Perché viene negato il valore civico dei monumenti a favore del loro potenziale turistico? E perché avidi usufruttuari mettono a reddito il patrimonio per produrre denaro? Tomaso Montanari, già autore di altri graffianti pamphlet (tra questi, La madre di Caravaggio è sempre incinta, Skira) parte dall'analisi del presente e risponde attraverso un viaggio "critico" nel nostro paese che tocca Siena, Venezia, Roma, Firenze, Napoli L'Aquila e altre città . E che racconta come, ovunque, vengano messi in atto esempi di quella "nuova "politica" che, di fatto, nega il valore civico dei monumenti a favore della loro rendita economica, a prova che non si vogliono "cittadini partecipi, ma consumatori passivi." Dalla fantasia inquinante che immagina, a Roma, piste di sci al Circo Massimo, a Firenze con gli Uffizi resi scenario per le sfilate di moda. Fino all'Aquila, dove nel centro storico la devastazione del terremoto si declina tuttora al presente.

Con il suo Le pietre e il popolo, Montanari denuncia lo sfruttamento dei luoghi d'arte; cita episodi e circostanze, e i rischi e i danni che producono. Ma, soprattutto, ricorda che la funzione civile del nostro patrimonio, storico e artistico, è uno dei principi basilari della nostra democrazia. E che, dunque, di fronte al pericolo che vinca la logica del mercato, non c'è che una soluzione: resistere, resistere, resistere.
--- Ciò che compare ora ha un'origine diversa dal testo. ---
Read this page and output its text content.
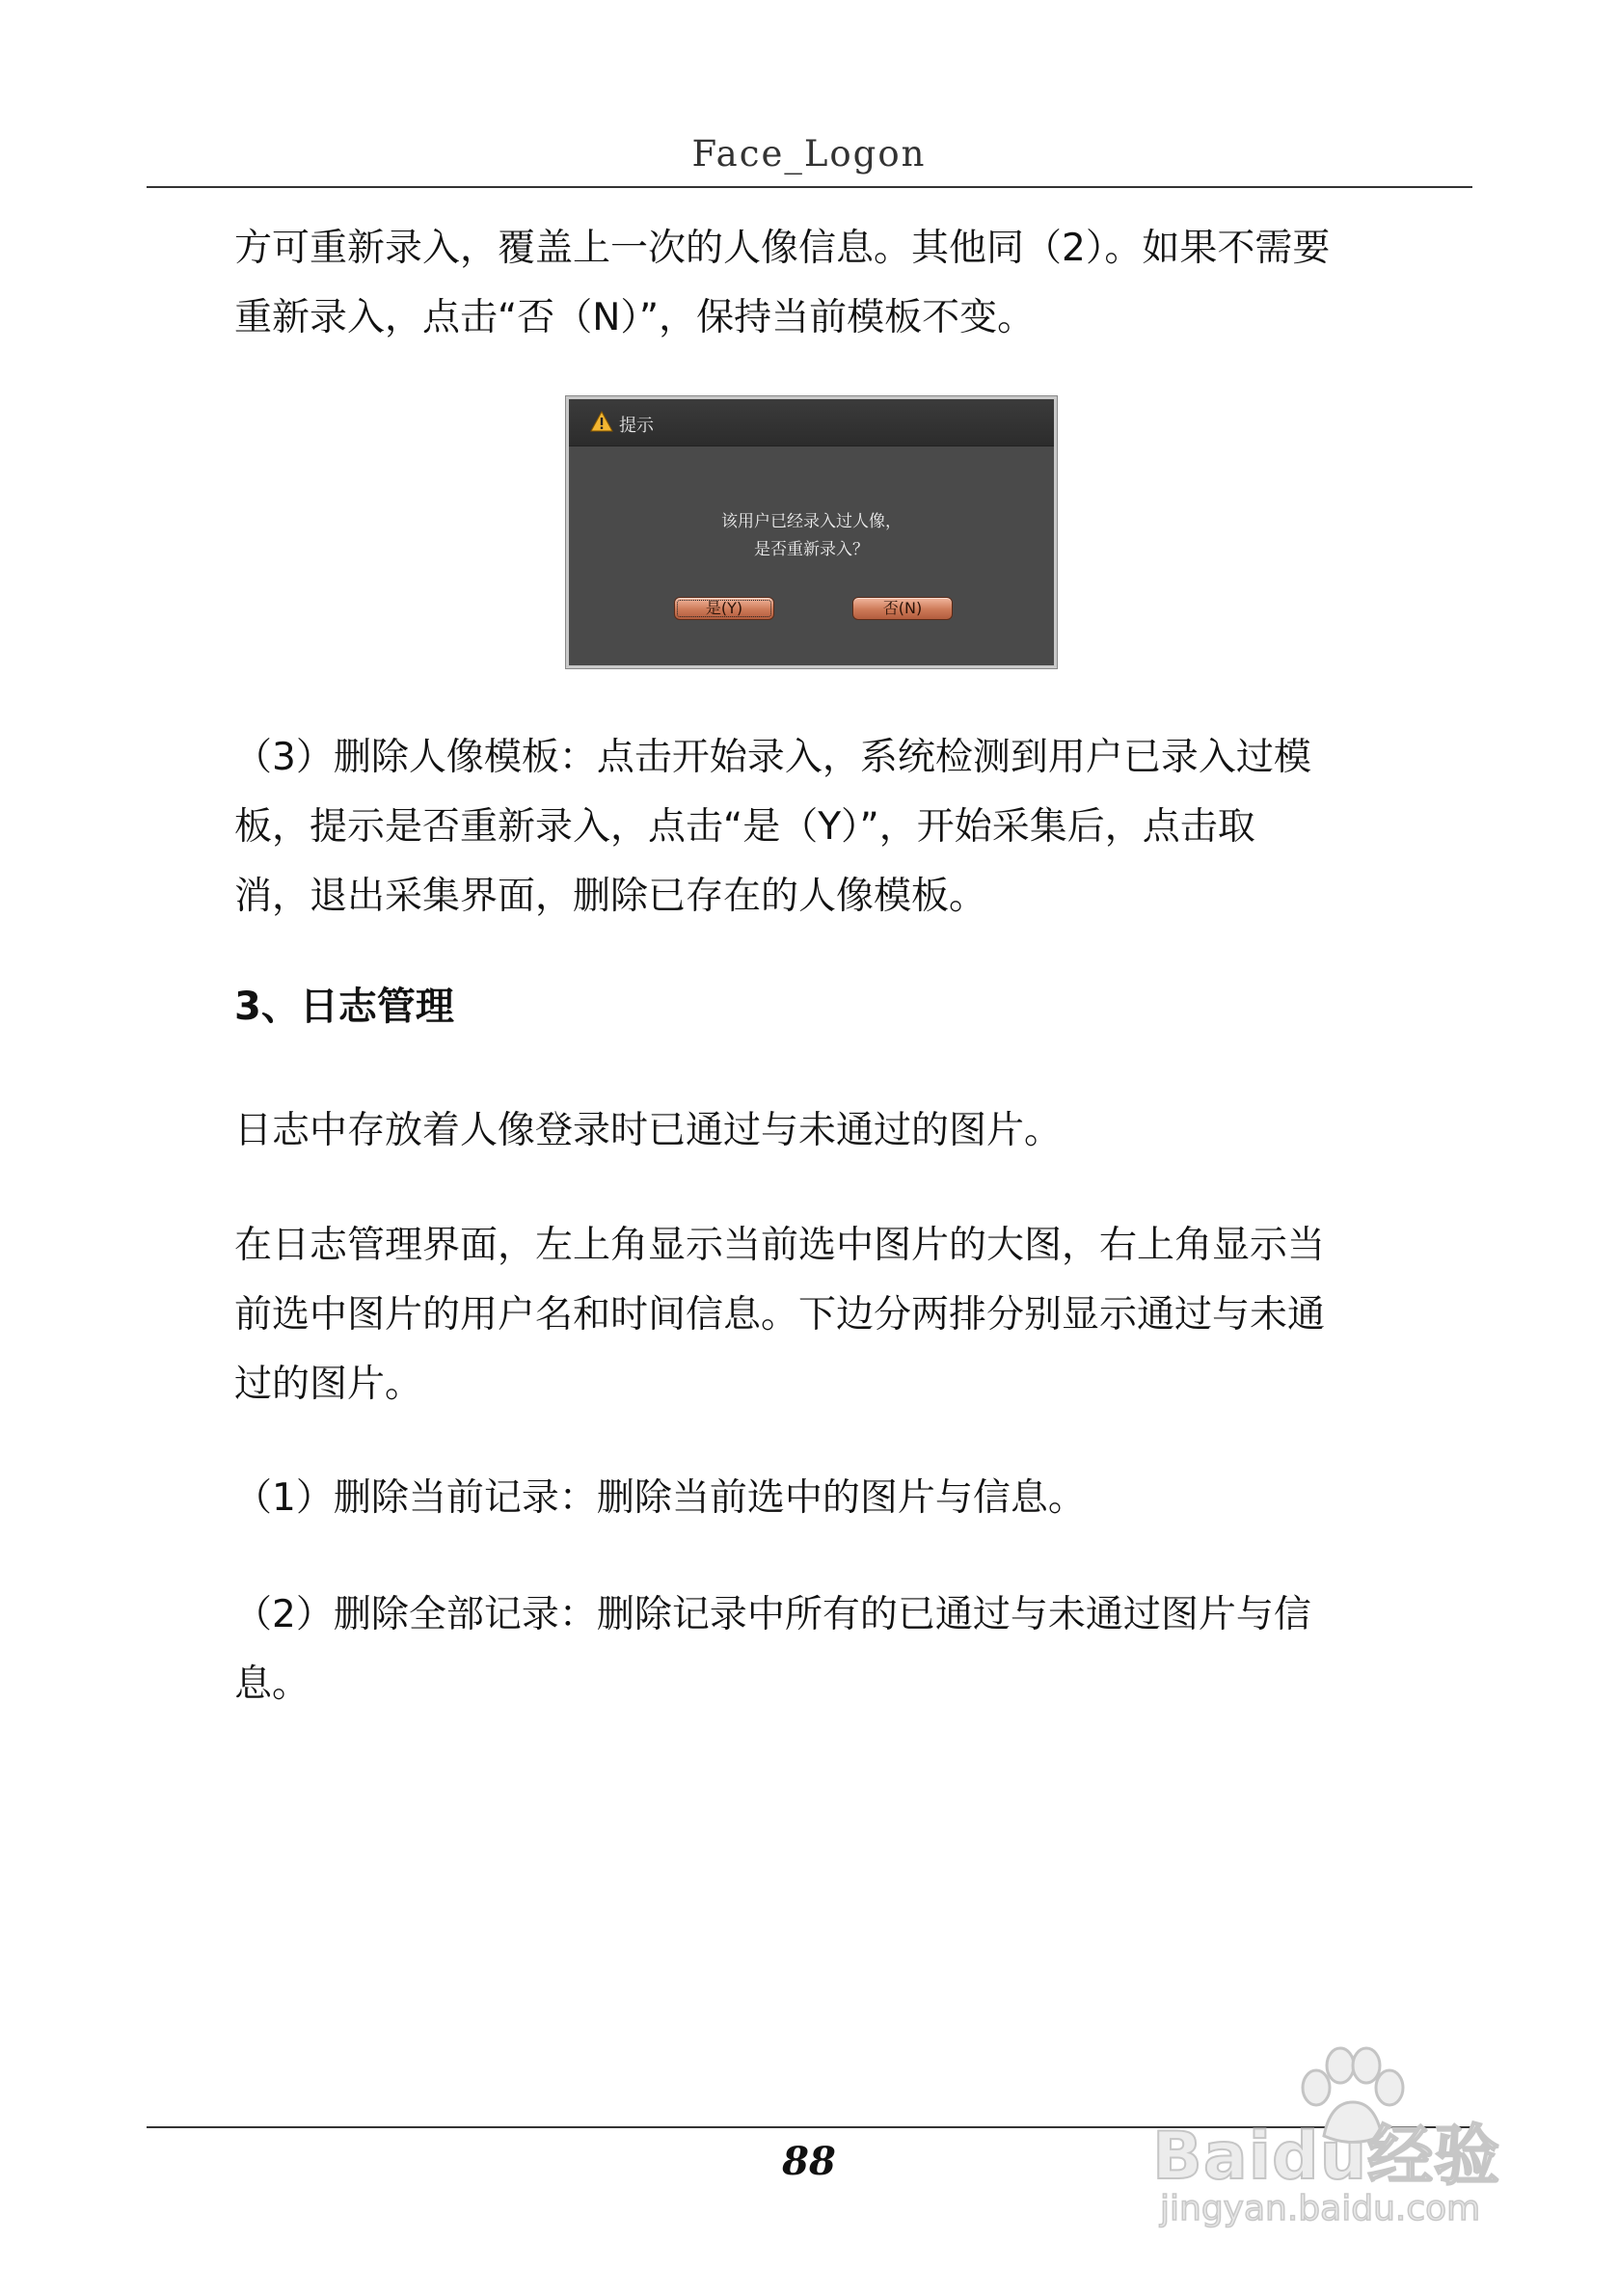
Face_Logon
方可重新录入，覆盖上一次的人像信息。其他同（2）。如果不需要
重新录入，点击“否（N）”，保持当前模板不变。
提示
该用户已经录入过人像，
是否重新录入？
是(Y)	否(N)
（3）删除人像模板：点击开始录入，系统检测到用户已录入过模
板，提示是否重新录入，点击“是（Y）”，开始采集后，点击取
消，退出采集界面，删除已存在的人像模板。
3、日志管理
日志中存放着人像登录时已通过与未通过的图片。
在日志管理界面，左上角显示当前选中图片的大图，右上角显示当
前选中图片的用户名和时间信息。下边分两排分别显示通过与未通
过的图片。
（1）删除当前记录：删除当前选中的图片与信息。
（2）删除全部记录：删除记录中所有的已通过与未通过图片与信
息。
88	Baidu经验
jingyan.baidu.com
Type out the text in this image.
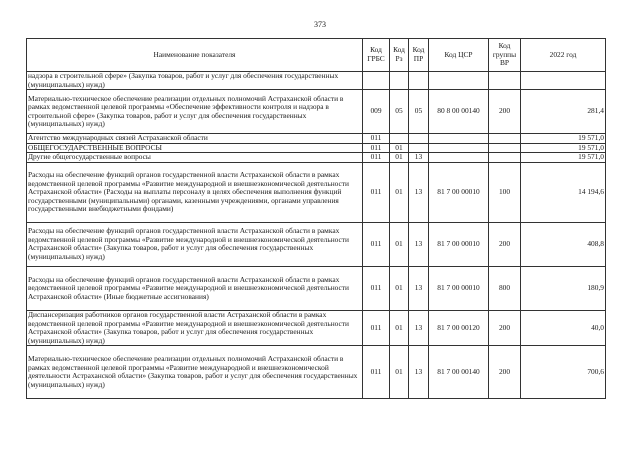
373
Наименование показателя	Код ГРБС	Код Рз	Код ПР	Код ЦСР	Код группы ВР	2022 год
надзора в строительной сфере» (Закупка товаров, работ и услуг для обеспечения государственных (муниципальных) нужд)						
Материально-техническое обеспечение реализации отдельных полномочий Астраханской области в рамках ведомственной целевой программы «Обеспечение эффективности контроля и надзора в строительной сфере» (Закупка товаров, работ и услуг для обеспечения государственных (муниципальных) нужд)	009	05	05	80 8 00 00140	200	281,4
Агентство международных связей Астраханской области	011					19 571,0
ОБЩЕГОСУДАРСТВЕННЫЕ ВОПРОСЫ	011	01				19 571,0
Другие общегосударственные вопросы	011	01	13			19 571,0
Расходы на обеспечение функций органов государственной власти Астраханской области в рамках ведомственной целевой программы «Развитие международной и внешнеэкономической деятельности Астраханской области» (Расходы на выплаты персоналу в целях обеспечения выполнения функций государственными (муниципальными) органами, казенными учреждениями, органами управления государственными внебюджетными фондами)	011	01	13	81 7 00 00010	100	14 194,6
Расходы на обеспечение функций органов государственной власти Астраханской области в рамках ведомственной целевой программы «Развитие международной и внешнеэкономической деятельности Астраханской области» (Закупка товаров, работ и услуг для обеспечения государственных (муниципальных) нужд)	011	01	13	81 7 00 00010	200	408,8
Расходы на обеспечение функций органов государственной власти Астраханской области в рамках ведомственной целевой программы «Развитие международной и внешнеэкономической деятельности Астраханской области» (Иные бюджетные ассигнования)	011	01	13	81 7 00 00010	800	180,9
Диспансеризация работников органов государственной власти Астраханской области в рамках ведомственной целевой программы «Развитие международной и внешнеэкономической деятельности Астраханской области» (Закупка товаров, работ и услуг для обеспечения государственных (муниципальных) нужд)	011	01	13	81 7 00 00120	200	40,0
Материально-техническое обеспечение реализации отдельных полномочий Астраханской области в рамках ведомственной целевой программы «Развитие международной и внешнеэкономической деятельности Астраханской области» (Закупка товаров, работ и услуг для обеспечения государственных (муниципальных) нужд)	011	01	13	81 7 00 00140	200	700,6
Il nostro patrimonio artistico è ormai considerato "il petrolio d'Italia? Se è così, come è potuto accadere?
"Se la nascita del Ministero per i Beni culturali (1974) ha comportato la simbolica sottrazione del patrimonio alla sua altissima missione educativa (che era invece esplicita nell'unione con la scuola in seno alla Pubblica Istruzione), la politica culturale dagli anni ottanta craxiani in poi è stata guidata da un micidiale cocktail ideologico nel quale erano mescolati (in percentuali variabili, a seconda del singolo ministro) tre principali ingredienti: la dottrina del patrimonio come 'petrolio d'Italià (secondo la quale esso dovrebbe mantenersi da solo, o addirittura produrre reddito), la religione del privato con l'annesso rito della privatizzazione, e (specie dopo il ministero di Veltroni) lo slittamento 'televisivò per cui il patrimonio non ha più una funzione conoscitiva, educativa, civile, ma si trasforma in un grande luna park per il divertimento e il tempo libero. Chi prova a resistere alla privatizzazione del patrimonio viene bollato come un talebano ideologico. Ma è vero esattamente il contrario: è stato un cieco furore ideologico quello che ha scardinato il sistema di valori che la Costituzione aveva costruito intorno al patrimonio".

Città storiche, monumenti, che cosa si è perso e che cosa sta avvenendo?
"Per secoli la forma dello Stato, la forma dell'etica, si è definita e si è riconosciuta nella forma dei luoghi pubblici. Le città italiane sono sorte come specchio, e insieme come scuola, per le comunità politiche che le abitavano. Le piazze, le chiese, i palazzi civici italiani sono belli perché sono nati per essere di tutti: la loro funzione era di permettere ai cittadini di incontrarsi su un piano di parità. Oggi accade il contrario: le attività civiche vengono espulse da chiese, parchi e palazzi storici, in cui ora si entra a pagamento, mentre immobili monumentali vengono privatizzati o trasformati in attrazioni turistiche. Come in un nuovo feudalesimo, le nostre città tornano a manifestare violentemente i rapporti di forza, soprattutto economici. Tutto questo non mette a rischio solo le città di pietra, condannate ad un rapido ed irreversibile declino. Ad essere distrutta è in primo luogo la cittadinanza come condizione morale, intellettuale, politica. La quasi totalità dei nostri desideri e del nostro immaginario è asservita al mercato. Se pieghiamo a questo stesso, unico fine anche il poco che resta libero e liberante ci comportiamo esattamente come il Re Mida del mito e delle favole: ansiosi di trasformare tutto in oro, non ci rendiamo conto che ci stiamo condannando a morire di fame".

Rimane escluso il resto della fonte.